Le bilan humain et matériel avait été considérable : 250.000 morts, plus de 300.000 blessés, plus de 1.2 millions de personnes déplacées, conséquence de la destruction de centaines de milliers, de maisons, d’immeubles, de bâtiments publics comme le palais de la Présidence, de dizaines de dispensaires et hôpitaux, la destruction quasi total du Port-au-Prince
Un désastre humain, sanitaire, matériel pour un de pays les plus pauvres de cette zone caraïbe et du monde : un salaire moyen mensuel estimé à 70 USD (62 euros) qu’une grande partie de la population n’a même pas pour vivre !
Une estimation des dégâts estimée à 8 milliard de dollars soit 120 % du PIB de ce pays en 2009.

A juste titre, l’élan compassionnel avait été rapide et universel, les sommes récoltées annoncées dans tous les journaux télévisés du monde entier considérables, on évoquait un chiffre de 12 milliards de dollars… On se dit alors que ce petit pays où le chaos politique s’enchaine avec la violence des éléments naturels va peut-être enfin pouvoir émerger de ce drame et en ressortir mieux organisé.

8 ans ans après le bilan est confondant compte tenu des besoins et des moyens mis en œuvre. Car que dire de la gestion de cette crise par les organismes internationaux, FMI et ONU en première ligne, appliquant des règles toutes faites, hors sol compte tenu des spécificités locales, des mentalités, des revenus disponibles, de la composition du noyau familial ?
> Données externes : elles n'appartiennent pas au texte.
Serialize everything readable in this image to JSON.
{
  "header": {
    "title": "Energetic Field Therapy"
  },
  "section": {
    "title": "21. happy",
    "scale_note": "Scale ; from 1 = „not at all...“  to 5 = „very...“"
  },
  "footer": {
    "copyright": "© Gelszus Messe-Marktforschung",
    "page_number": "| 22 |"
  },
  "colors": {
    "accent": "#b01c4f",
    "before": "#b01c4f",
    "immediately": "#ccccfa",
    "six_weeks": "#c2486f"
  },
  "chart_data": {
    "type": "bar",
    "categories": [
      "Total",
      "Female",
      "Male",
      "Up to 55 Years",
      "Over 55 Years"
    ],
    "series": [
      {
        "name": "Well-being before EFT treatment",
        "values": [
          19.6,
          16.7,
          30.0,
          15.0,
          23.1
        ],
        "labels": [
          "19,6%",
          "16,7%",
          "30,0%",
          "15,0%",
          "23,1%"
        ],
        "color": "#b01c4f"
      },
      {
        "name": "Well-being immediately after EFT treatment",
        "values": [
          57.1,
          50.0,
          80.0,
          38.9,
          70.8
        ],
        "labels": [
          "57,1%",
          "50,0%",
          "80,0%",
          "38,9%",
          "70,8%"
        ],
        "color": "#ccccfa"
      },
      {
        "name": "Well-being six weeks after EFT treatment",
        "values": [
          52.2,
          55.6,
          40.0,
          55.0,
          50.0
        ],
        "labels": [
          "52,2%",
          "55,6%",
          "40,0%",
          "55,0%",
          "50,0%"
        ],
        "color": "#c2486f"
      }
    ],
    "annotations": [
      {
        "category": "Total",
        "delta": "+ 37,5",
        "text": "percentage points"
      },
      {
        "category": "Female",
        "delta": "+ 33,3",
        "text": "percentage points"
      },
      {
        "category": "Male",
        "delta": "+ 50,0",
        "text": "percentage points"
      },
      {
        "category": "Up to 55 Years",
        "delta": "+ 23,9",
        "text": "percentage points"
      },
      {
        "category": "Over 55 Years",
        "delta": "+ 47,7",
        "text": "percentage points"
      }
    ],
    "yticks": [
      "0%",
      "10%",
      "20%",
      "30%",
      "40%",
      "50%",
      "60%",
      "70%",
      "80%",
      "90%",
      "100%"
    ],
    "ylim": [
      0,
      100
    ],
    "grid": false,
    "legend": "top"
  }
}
Comble du comble, les catastrophes se cumulent au fil des ans…, alors que le choléra avait disparu depuis plus d’un siècle à Haïti, une agence américaine de contrôle et de prévention des maladies, le CDCP (Centers for Disease Control and Prevention) affirmait que cette maladie avait été introduite par des Casques bleus de l’ONU, arrivés porteurs de la maladie ! Bilan : une épidémie de choléra qui aura fait plus de 8.000 morts depuis 2010 …

Sur le plan médiatique, on se souvient de l’omniprésence de l’ancien président américain Bill Clinton, envoyé spécial de l’ONU, qui avait annoncé la reconstruction de ce pays « en mieux ». Le même Bill Clinton qui lorsqu’il était président avait, du fait d’accords commerciaux catastrophiques, permis aux producteurs de riz d’Arkansas d’inonder le marché haïtien grâce à des subventions du gouvernement fédéral, décimant ainsi toute la production haïtienne nationale…

Archétype de ce fiasco qui aura d’abord profité à certaines entreprises américaines, le fameux complexe immobilier des maisonnettes de Zoranje, situé à 20 kilomètres au nord de Port-au-Prince , chantier inauguré en juin 2011 par Michel Joseph Martelly et Bill Clinton. Plus de 2 millions de dollars ont été investis dans ce projet par, entre autres, la Fondation Clinton, la Banque Interaméricaine de Développement, la Deutsche Bank, pour quel résultats ? Des maisons inachevées, squattées par des bandes de pillards, des infrastructures basiques comme l’arrivée d’eau potable ou l’assainissement jamais réalisées …

En décembre 2014, le FMI avait reconnu « l’efficacité moindre que prévu de l’aide ». La reconstruction haïtienne avait été annoncée comme devant servir de modèle face à pareil sinistre…

Comme on dit en créole haitien : « Bèl parol pa di verite pou sa ».